Change account password via AppleScript

Discussion in 'macOS' started by Cor anglais 16, Feb 6, 2011.

  1. Cor anglais 16 macrumors newbie

    Joined:
    Jan 7, 2010
    #1
    I don't have an account password set on my machine, and I sometimes use sudo -s in the Terminal to do advanced stuff. Since 10.6, Apple has required an account password to use sudo, which requires me to open the Accounts preference pane and reset my account password to a dummy password (I just use the number 1) to enable the sudo shell. Then I have to trek back there to reset it to nothing after my sudo business is finished. I was looking to make an AppleScript that would enable me just to double-click an app-ified AppleScript to change the password to "1" and back to nothing again. So far, I've found this script:

    Code:
    do shell script "dscl . -passwd /Users/[username] 1"
    
    That's great, but it doesn't work the other way around:

    Code:
    do shell script "dscl . -passwd /Users/[username]  "
    
    gives me an error: "Please enter the user's old password."

    My original idea was to use this script as a starting point, but I'm not well-versed enough in AppleScript to adapt it successfully:

    Code:
    tell application "System Preferences"
      activate
    end tell
    
    tell application "System Events"
      tell process "System Preferences"
        click menu item "Sharing" of menu "View" of menu bar 1
        delay 2
        tell window "Sharing"
          click checkbox 1 of row 11 of table 1 of scroll area 1 of group 1
          delay 1
          if (exists sheet 1) then
            if (exists button "Turn AirPort On" of sheet 1) then
              click button "Turn AirPort On" of sheet 1
              delay 1
            end if
            click button "Start" of sheet 1
          end if
        end tell
      end tell
    end tell
    Does anyone have any ideas that would help me out? Thanks!
     
  2. calderone macrumors 68040

    calderone

    Joined:
    Aug 28, 2009
    Location:
    Seattle
    #2
    What a ridiculous solution.

    Also, this started in 10.5

    To get to the issue. That script you posted is worthless, it has a bunch of worthless steps of clicking through menus to get a simple task done.
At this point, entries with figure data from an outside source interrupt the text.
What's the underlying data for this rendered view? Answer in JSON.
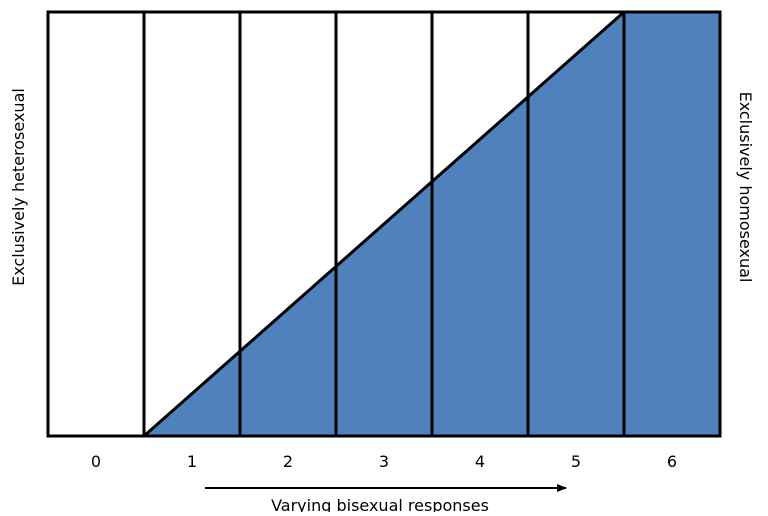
{
  "scale": {
    "labels": [
      "0",
      "1",
      "2",
      "3",
      "4",
      "5",
      "6"
    ]
  },
  "left_label": "Exclusively heterosexual",
  "right_label": "Exclusively homosexual",
  "axis_label": "Varying bisexual responses"
}
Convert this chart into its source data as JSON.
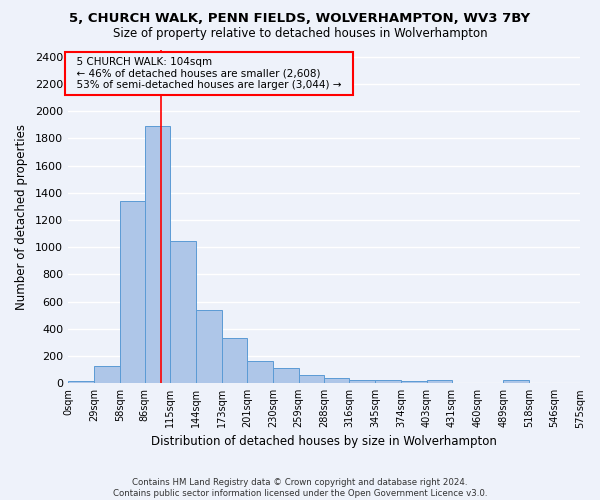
{
  "title_line1": "5, CHURCH WALK, PENN FIELDS, WOLVERHAMPTON, WV3 7BY",
  "title_line2": "Size of property relative to detached houses in Wolverhampton",
  "xlabel": "Distribution of detached houses by size in Wolverhampton",
  "ylabel": "Number of detached properties",
  "bar_values": [
    15,
    125,
    1340,
    1890,
    1045,
    540,
    335,
    165,
    110,
    60,
    35,
    25,
    20,
    15,
    20,
    0,
    0,
    20
  ],
  "bar_bins": [
    0,
    29,
    58,
    86,
    115,
    144,
    173,
    201,
    230,
    259,
    288,
    316,
    345,
    374,
    403,
    431,
    460,
    489,
    518
  ],
  "tick_labels": [
    "0sqm",
    "29sqm",
    "58sqm",
    "86sqm",
    "115sqm",
    "144sqm",
    "173sqm",
    "201sqm",
    "230sqm",
    "259sqm",
    "288sqm",
    "316sqm",
    "345sqm",
    "374sqm",
    "403sqm",
    "431sqm",
    "460sqm",
    "489sqm",
    "518sqm",
    "546sqm",
    "575sqm"
  ],
  "tick_positions": [
    0,
    29,
    58,
    86,
    115,
    144,
    173,
    201,
    230,
    259,
    288,
    316,
    345,
    374,
    403,
    431,
    460,
    489,
    518,
    546,
    575
  ],
  "bar_color": "#aec6e8",
  "bar_edge_color": "#5b9bd5",
  "property_line_x": 104,
  "property_line_color": "red",
  "ylim": [
    0,
    2450
  ],
  "yticks": [
    0,
    200,
    400,
    600,
    800,
    1000,
    1200,
    1400,
    1600,
    1800,
    2000,
    2200,
    2400
  ],
  "annotation_text_line1": "5 CHURCH WALK: 104sqm",
  "annotation_text_line2": "← 46% of detached houses are smaller (2,608)",
  "annotation_text_line3": "53% of semi-detached houses are larger (3,044) →",
  "footer_line1": "Contains HM Land Registry data © Crown copyright and database right 2024.",
  "footer_line2": "Contains public sector information licensed under the Open Government Licence v3.0.",
  "background_color": "#eef2fa",
  "grid_color": "#ffffff"
}
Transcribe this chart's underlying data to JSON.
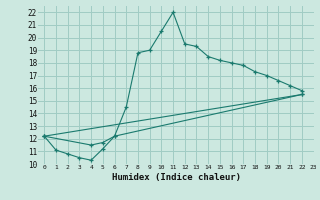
{
  "xlabel": "Humidex (Indice chaleur)",
  "bg_color": "#cce8e0",
  "grid_color": "#a0ccc4",
  "line_color": "#1a7a6e",
  "xlim": [
    -0.5,
    23
  ],
  "ylim": [
    10,
    22.5
  ],
  "xticks": [
    0,
    1,
    2,
    3,
    4,
    5,
    6,
    7,
    8,
    9,
    10,
    11,
    12,
    13,
    14,
    15,
    16,
    17,
    18,
    19,
    20,
    21,
    22,
    23
  ],
  "yticks": [
    10,
    11,
    12,
    13,
    14,
    15,
    16,
    17,
    18,
    19,
    20,
    21,
    22
  ],
  "curve1_x": [
    0,
    1,
    2,
    3,
    4,
    5,
    6,
    7,
    8,
    9,
    10,
    11,
    12,
    13,
    14,
    15,
    16,
    17,
    18,
    19,
    20,
    21,
    22
  ],
  "curve1_y": [
    12.2,
    11.1,
    10.8,
    10.5,
    10.3,
    11.2,
    12.2,
    14.5,
    18.8,
    19.0,
    20.5,
    22.0,
    19.5,
    19.3,
    18.5,
    18.2,
    18.0,
    17.8,
    17.3,
    17.0,
    16.6,
    16.2,
    15.8
  ],
  "curve2_x": [
    0,
    4,
    5,
    6,
    22
  ],
  "curve2_y": [
    12.2,
    11.5,
    11.7,
    12.2,
    15.5
  ],
  "curve3_x": [
    0,
    22
  ],
  "curve3_y": [
    12.2,
    15.5
  ]
}
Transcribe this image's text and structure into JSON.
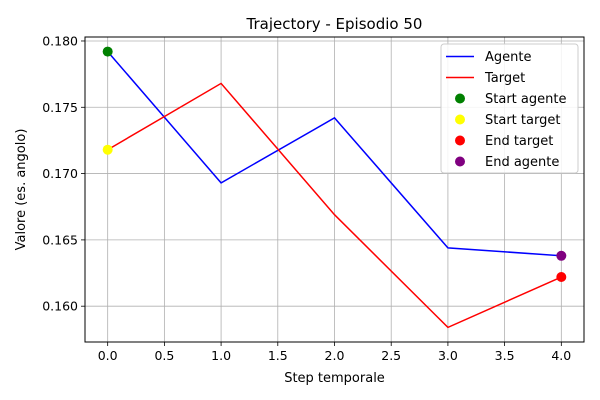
{
  "chart_data": {
    "type": "line",
    "title": "Trajectory - Episodio 50",
    "xlabel": "Step temporale",
    "ylabel": "Valore (es. angolo)",
    "x": [
      0,
      1,
      2,
      3,
      4
    ],
    "xlim": [
      -0.2,
      4.2
    ],
    "ylim": [
      0.1573,
      0.1803
    ],
    "xticks": [
      "0.0",
      "0.5",
      "1.0",
      "1.5",
      "2.0",
      "2.5",
      "3.0",
      "3.5",
      "4.0"
    ],
    "yticks": [
      "0.160",
      "0.165",
      "0.170",
      "0.175",
      "0.180"
    ],
    "grid": true,
    "legend_position": "top-right",
    "series": [
      {
        "name": "Agente",
        "values": [
          0.1792,
          0.1693,
          0.1742,
          0.1644,
          0.1638
        ],
        "color": "#0000ff"
      },
      {
        "name": "Target",
        "values": [
          0.1718,
          0.1768,
          0.1669,
          0.1584,
          0.1622
        ],
        "color": "#ff0000"
      }
    ],
    "markers": [
      {
        "name": "Start agente",
        "x": 0,
        "y": 0.1792,
        "color": "#008000"
      },
      {
        "name": "Start target",
        "x": 0,
        "y": 0.1718,
        "color": "#ffff00"
      },
      {
        "name": "End target",
        "x": 4,
        "y": 0.1622,
        "color": "#ff0000"
      },
      {
        "name": "End agente",
        "x": 4,
        "y": 0.1638,
        "color": "#800080"
      }
    ]
  }
}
    In regards to the dscl commands, the second one doesn't work because you need administrator privileges to change the password, in other words you have to enter a password to change it at some point. The first one works since you have no password at that point. Change from 1 to 2 and you will get the same error.

    So using:

    Code:
    do shell script "dscl . -passwd /Users/username ''" with administrator privileges
    Which would then require you to enter 1 as the password would work (you could also save the password in there, but that would require you to write some password detection mechanisms to determine if it is blank or not, or write it with buttons so you can select).

    Solution:
    But as I said, this is a silly solution. If you really want to role this loose while you do "advanced" stuff. Then simply modify sudoers to require no password for any command, this will get around the non-blank password requirement.

    Another Solution:
    You essentially want to be root, which is what su can do. Enable the root user, type su into terminal, enter the password you used and from there you won't have to put sudo before anything. Just fire off the commands.

    Another Solution:
    Login as root and use that as your primary account.
     
  3. Cor anglais 16 thread starter macrumors newbie

    Joined:
    Jan 7, 2010
    #3
    Thanks… I had not considered any of your alternative (better) solutions, such as living life from the root account. I'll consider using su instead of sudo as well. But this seems like the best solution to meet the needs of my workflow at the moment:

    Very cool indeed (if a bit dangerous, though in my case there is a very low likelihood of my iMac being hijacked by someone who would know how to exploit a passwordless sudo)… how might I go about modifying sudoers?
     
  4. calderone macrumors 68040

    calderone

    Joined:
    Aug 28, 2009
    Location:
    Seattle
    #4
    Code:
    sudo visudo
    Add this line replacing shortname with your shortname, in the User privilege specification section:

    Code:
    shortname   ALL=(ALL) NOPASSWD: ALL
    If you haven't used vi before you may want to research how to use it. The basics would be:

    Press 'i' in order to modify.
    When done, hit escape, then type ':wq'

    Be careful, you can really screw this up and lose sudo altogether. Make a backup of the original first. (it is in /etc)
     
  5. Cor anglais 16 thread starter macrumors newbie

    Joined:
    Jan 7, 2010
    #5
    I have modified sudoers as described, and everything seems to be working properly. I have logged out and back in to my user account and nothing is awry (though I haven't restarted the computer yet). I'll hang onto the backup of sudoers in case something crazy manifests itself in the future. This seems to have done the trick; thanks a lot!